Though her son was not personally targeted by the comments, the atmosphere at the school in the city of Offenbach, near Frankfurt, led Alina R. to make the move.
She told the German news media that teachers and administrators had failed to react to the anti-Semitic comments thrown casually around the classroom. Comments such as “It’s as hot and humid as Auschwitz in here” or “you Jew” are common, she said, noting that her son’s Jewish identity is not public.
The 16-year-old will transfer to a private school where, Alina R. said, such problems are less common since the private school takes greater care to call out and punish such behavior.
According to German news reports, Alina R. had encouraged her son to speak with a teacher about the problem and the teacher did not take any action.
Meanwhile, the Federal Ministry of Justice will increase the punishment for crimes with anti-Semitic motivation.

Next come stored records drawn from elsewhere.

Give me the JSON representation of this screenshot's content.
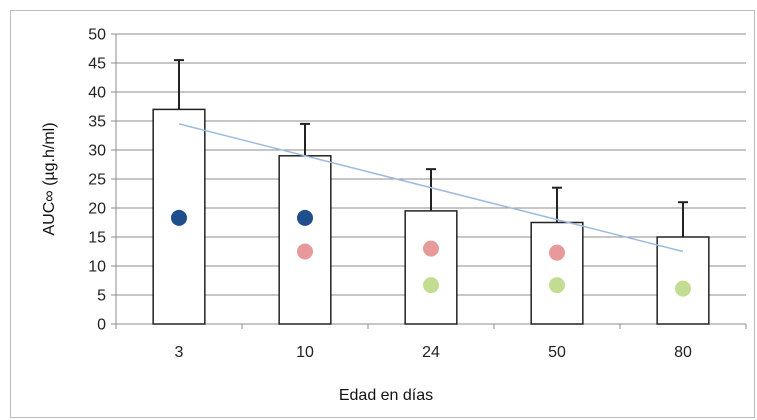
{
  "chart_data": {
    "type": "bar",
    "categories": [
      "3",
      "10",
      "24",
      "50",
      "80"
    ],
    "values": [
      37,
      29,
      19.5,
      17.5,
      15
    ],
    "error_bars": [
      8.5,
      5.5,
      7.2,
      6,
      6
    ],
    "trendline": {
      "type": "linear",
      "start": 34.5,
      "end": 12.5,
      "color": "#9dbbe0"
    },
    "points": [
      {
        "color": "#1f4e8c",
        "values": [
          18.3,
          18.3,
          null,
          null,
          null
        ]
      },
      {
        "color": "#e8999a",
        "values": [
          null,
          12.5,
          13,
          12.3,
          null
        ]
      },
      {
        "color": "#c2dd92",
        "values": [
          null,
          null,
          6.7,
          6.7,
          6.1
        ]
      }
    ],
    "xlabel": "Edad en días",
    "ylabel": "AUC∞ (µg.h/ml)",
    "ylim": [
      0,
      50
    ],
    "yticks": [
      0,
      5,
      10,
      15,
      20,
      25,
      30,
      35,
      40,
      45,
      50
    ],
    "grid": true,
    "legend": "none",
    "bar_fill": "#ffffff",
    "bar_stroke": "#222222",
    "grid_color": "#8c8c8c"
  }
}
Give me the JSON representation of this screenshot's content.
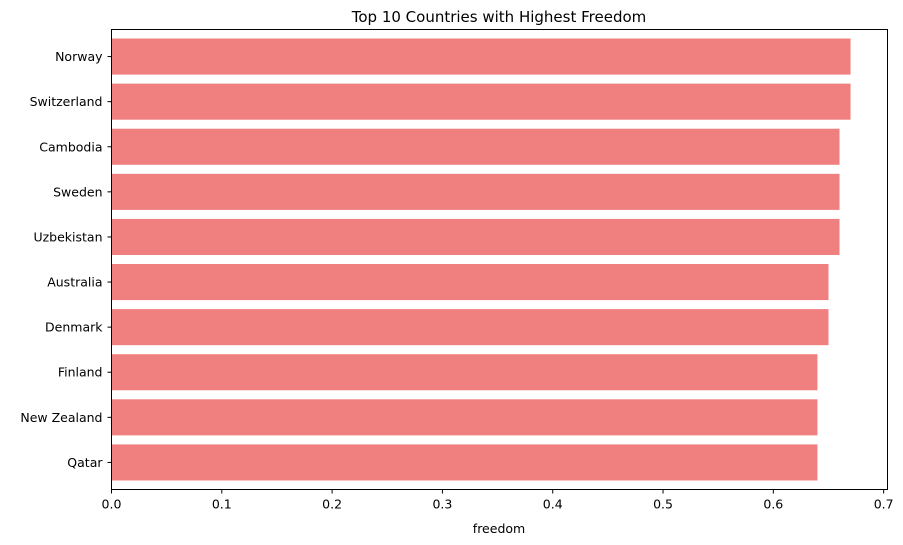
{
  "chart_data": {
    "type": "bar",
    "orientation": "horizontal",
    "title": "Top 10 Countries with Highest Freedom",
    "xlabel": "freedom",
    "ylabel": "",
    "categories": [
      "Norway",
      "Switzerland",
      "Cambodia",
      "Sweden",
      "Uzbekistan",
      "Australia",
      "Denmark",
      "Finland",
      "New Zealand",
      "Qatar"
    ],
    "values": [
      0.67,
      0.67,
      0.66,
      0.66,
      0.66,
      0.65,
      0.65,
      0.64,
      0.64,
      0.64
    ],
    "xlim": [
      0,
      0.7035
    ],
    "xticks": [
      0.0,
      0.1,
      0.2,
      0.3,
      0.4,
      0.5,
      0.6,
      0.7
    ],
    "xtick_labels": [
      "0.0",
      "0.1",
      "0.2",
      "0.3",
      "0.4",
      "0.5",
      "0.6",
      "0.7"
    ],
    "bar_color": "#f08080",
    "grid": false,
    "legend": "none"
  }
}
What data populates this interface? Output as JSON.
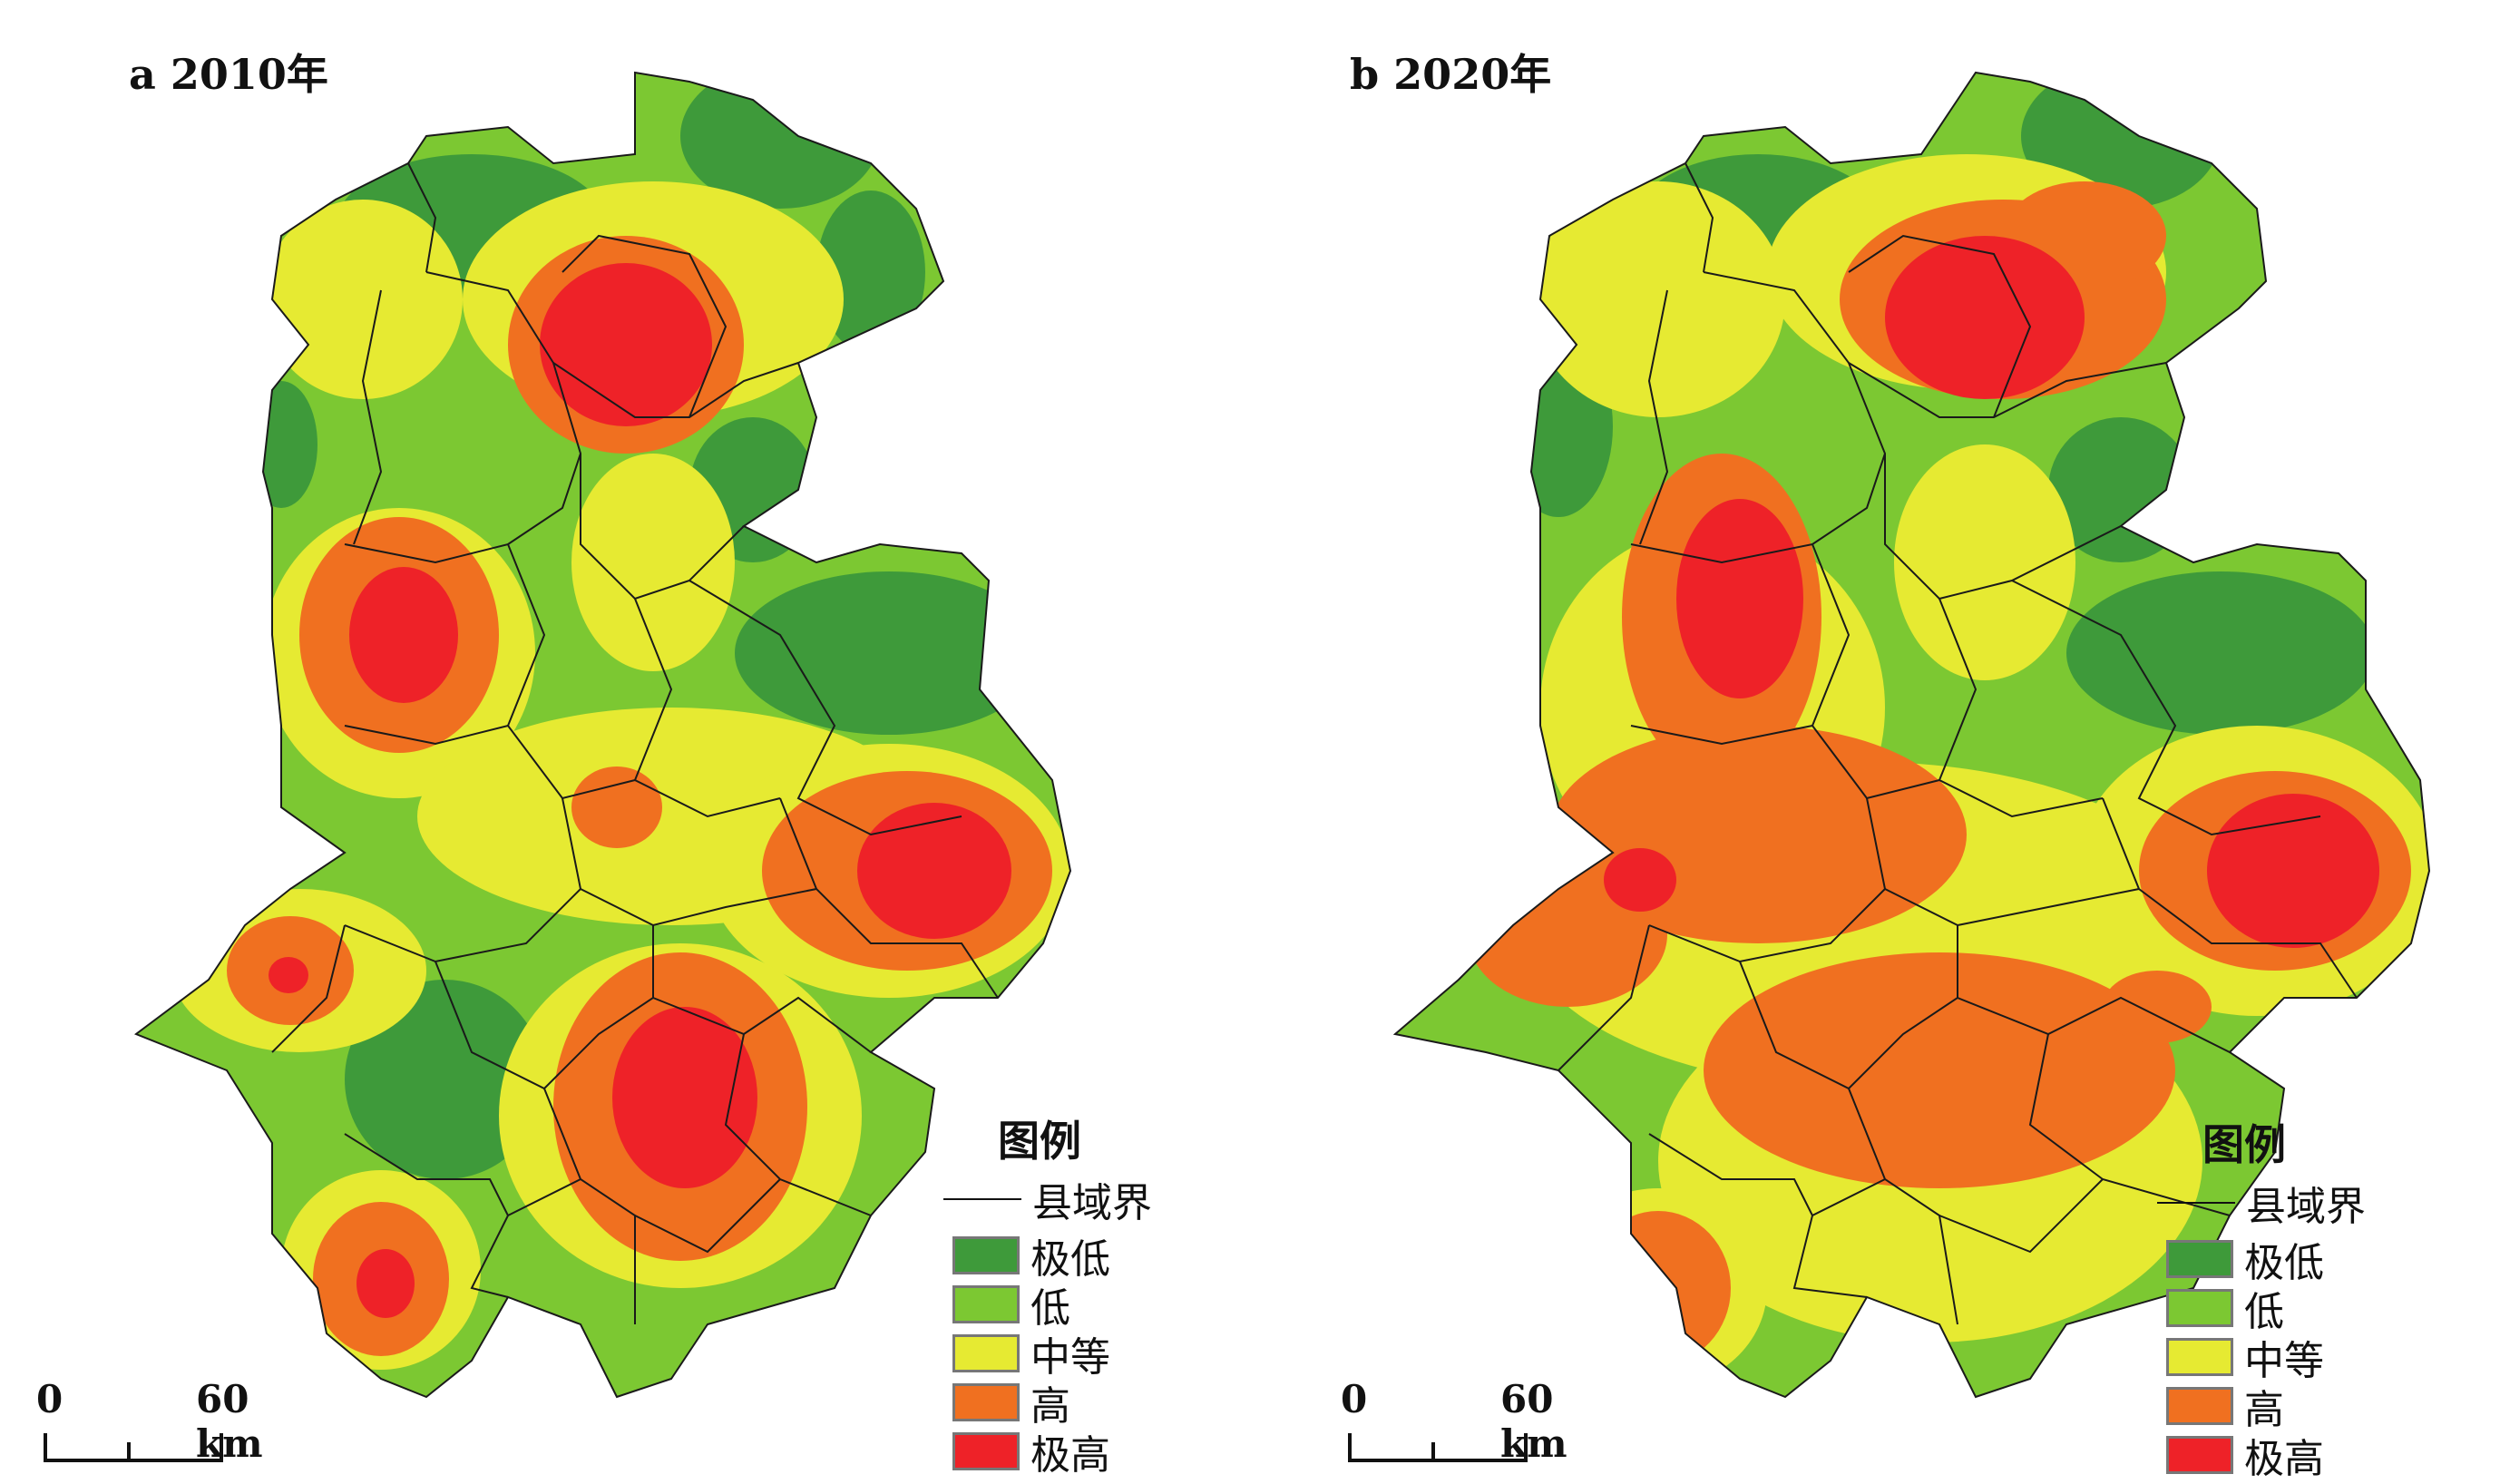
{
  "panels": [
    {
      "id": "a",
      "title": "a 2010年"
    },
    {
      "id": "b",
      "title": "b 2020年"
    }
  ],
  "legend": {
    "title": "图例",
    "boundary_label": "县域界",
    "classes": [
      {
        "label": "极低",
        "color": "#3e9a3a"
      },
      {
        "label": "低",
        "color": "#7cc832"
      },
      {
        "label": "中等",
        "color": "#e6ea32"
      },
      {
        "label": "高",
        "color": "#f07020"
      },
      {
        "label": "极高",
        "color": "#ee2228"
      }
    ]
  },
  "scale_bar": {
    "start": "0",
    "end": "60 km"
  },
  "colors": {
    "boundary": "#1a1a1a",
    "background": "#ffffff"
  }
}
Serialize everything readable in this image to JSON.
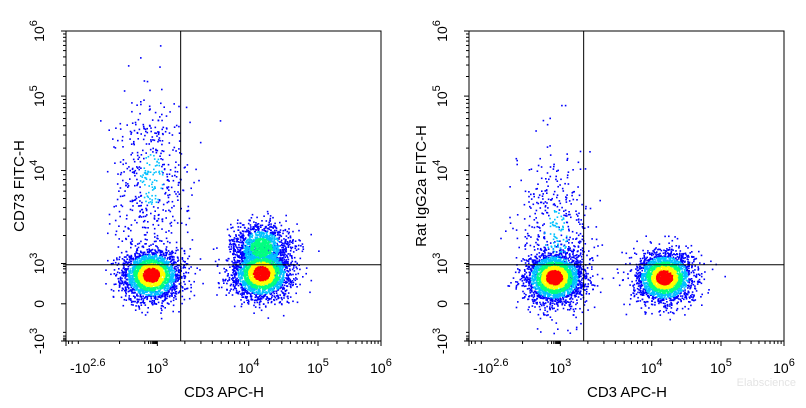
{
  "chart_data": [
    {
      "type": "scatter",
      "subtype": "flow-cytometry-density-dot-plot",
      "xlabel": "CD3 APC-H",
      "ylabel": "CD73 FITC-H",
      "x_ticks": [
        {
          "base": "-10",
          "exp": "2.6"
        },
        {
          "base": "10",
          "exp": "3"
        },
        {
          "base": "10",
          "exp": "4"
        },
        {
          "base": "10",
          "exp": "5"
        },
        {
          "base": "10",
          "exp": "6"
        }
      ],
      "y_ticks": [
        {
          "base": "-10",
          "exp": "3"
        },
        {
          "base": "0",
          "exp": ""
        },
        {
          "base": "10",
          "exp": "3"
        },
        {
          "base": "10",
          "exp": "4"
        },
        {
          "base": "10",
          "exp": "5"
        },
        {
          "base": "10",
          "exp": "6"
        }
      ],
      "xlim": [
        -400,
        1000000
      ],
      "ylim": [
        -1000,
        1000000
      ],
      "gate": {
        "x": 1800,
        "y": 800
      },
      "populations": [
        {
          "center": [
            300,
            150
          ],
          "relative_density": "high"
        },
        {
          "center": [
            15000,
            200
          ],
          "relative_density": "high"
        },
        {
          "center": [
            15000,
            1500
          ],
          "relative_density": "medium"
        },
        {
          "center": [
            300,
            8000
          ],
          "relative_density": "low"
        }
      ]
    },
    {
      "type": "scatter",
      "subtype": "flow-cytometry-density-dot-plot",
      "xlabel": "CD3 APC-H",
      "ylabel": "Rat IgG2a FITC-H",
      "x_ticks": [
        {
          "base": "-10",
          "exp": "2.6"
        },
        {
          "base": "10",
          "exp": "3"
        },
        {
          "base": "10",
          "exp": "4"
        },
        {
          "base": "10",
          "exp": "5"
        },
        {
          "base": "10",
          "exp": "6"
        }
      ],
      "y_ticks": [
        {
          "base": "-10",
          "exp": "3"
        },
        {
          "base": "0",
          "exp": ""
        },
        {
          "base": "10",
          "exp": "3"
        },
        {
          "base": "10",
          "exp": "4"
        },
        {
          "base": "10",
          "exp": "5"
        },
        {
          "base": "10",
          "exp": "6"
        }
      ],
      "xlim": [
        -400,
        1000000
      ],
      "ylim": [
        -1000,
        1000000
      ],
      "gate": {
        "x": 1800,
        "y": 800
      },
      "populations": [
        {
          "center": [
            300,
            100
          ],
          "relative_density": "high"
        },
        {
          "center": [
            15000,
            100
          ],
          "relative_density": "high"
        },
        {
          "center": [
            400,
            2000
          ],
          "relative_density": "low"
        }
      ]
    }
  ],
  "colors": {
    "low": "#0000ff",
    "mid_low": "#00c0ff",
    "mid": "#00ff80",
    "mid_high": "#ffff00",
    "high": "#ff0000",
    "gate_line": "#000000"
  },
  "watermark": "Elabscience"
}
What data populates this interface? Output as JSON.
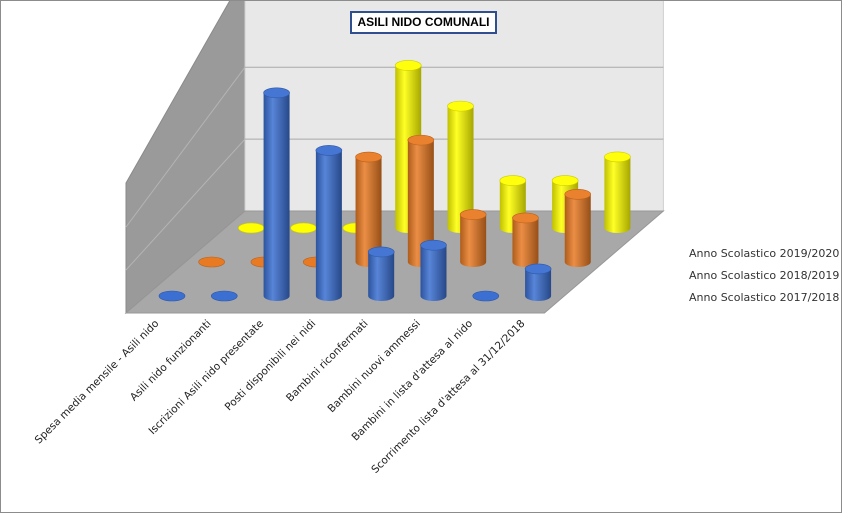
{
  "chart_data": {
    "type": "bar",
    "style": "3d-cylinder",
    "title": "ASILI NIDO COMUNALI",
    "categories": [
      "Spesa media mensile - Asili nido",
      "Asili nido funzionanti",
      "Iscrizioni Asili nido presentate",
      "Posti disponibili nei nidi",
      "Bambini riconfermati",
      "Bambini nuovi ammessi",
      "Bambini in lista d'attesa al nido",
      "Scorrimento lista d'attesa al 31/12/2018"
    ],
    "series": [
      {
        "name": "Anno Scolastico 2019/2020",
        "color": "#3b6fd1",
        "values": [
          0,
          0,
          6.0,
          4.3,
          1.3,
          1.5,
          0,
          0.8
        ]
      },
      {
        "name": "Anno Scolastico 2018/2019",
        "color": "#e87a24",
        "values": [
          0,
          0,
          0,
          3.1,
          3.6,
          1.4,
          1.3,
          2.0
        ]
      },
      {
        "name": "Anno Scolastico 2017/2018",
        "color": "#ffff00",
        "values": [
          0,
          0,
          0,
          4.8,
          3.6,
          1.4,
          1.4,
          2.1
        ]
      }
    ],
    "ylim": [
      0,
      7
    ],
    "grid": true,
    "legend": "right"
  }
}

Justice Minister Christine Lambrecht announced her planned amendment to the law on Thursday, saying that she was “ashamed of the fact that Jews in Germany no longer feel safe, that even many think about leaving the country.” She expects the parliament to pass the change by the end of the year.
Josef Schuster, head of the the Central Council of Jews in Germany, called it an “important step.”
“Anti-Semitic motivations must be considered separately and as aggravating circumstances in the sentencing,” he said.
Schuster had argued for the inclusion of “anti-Semitism” in the list of motivations drawing a harsher punishment. The list currently includes racist and xenophobic motivations, among others.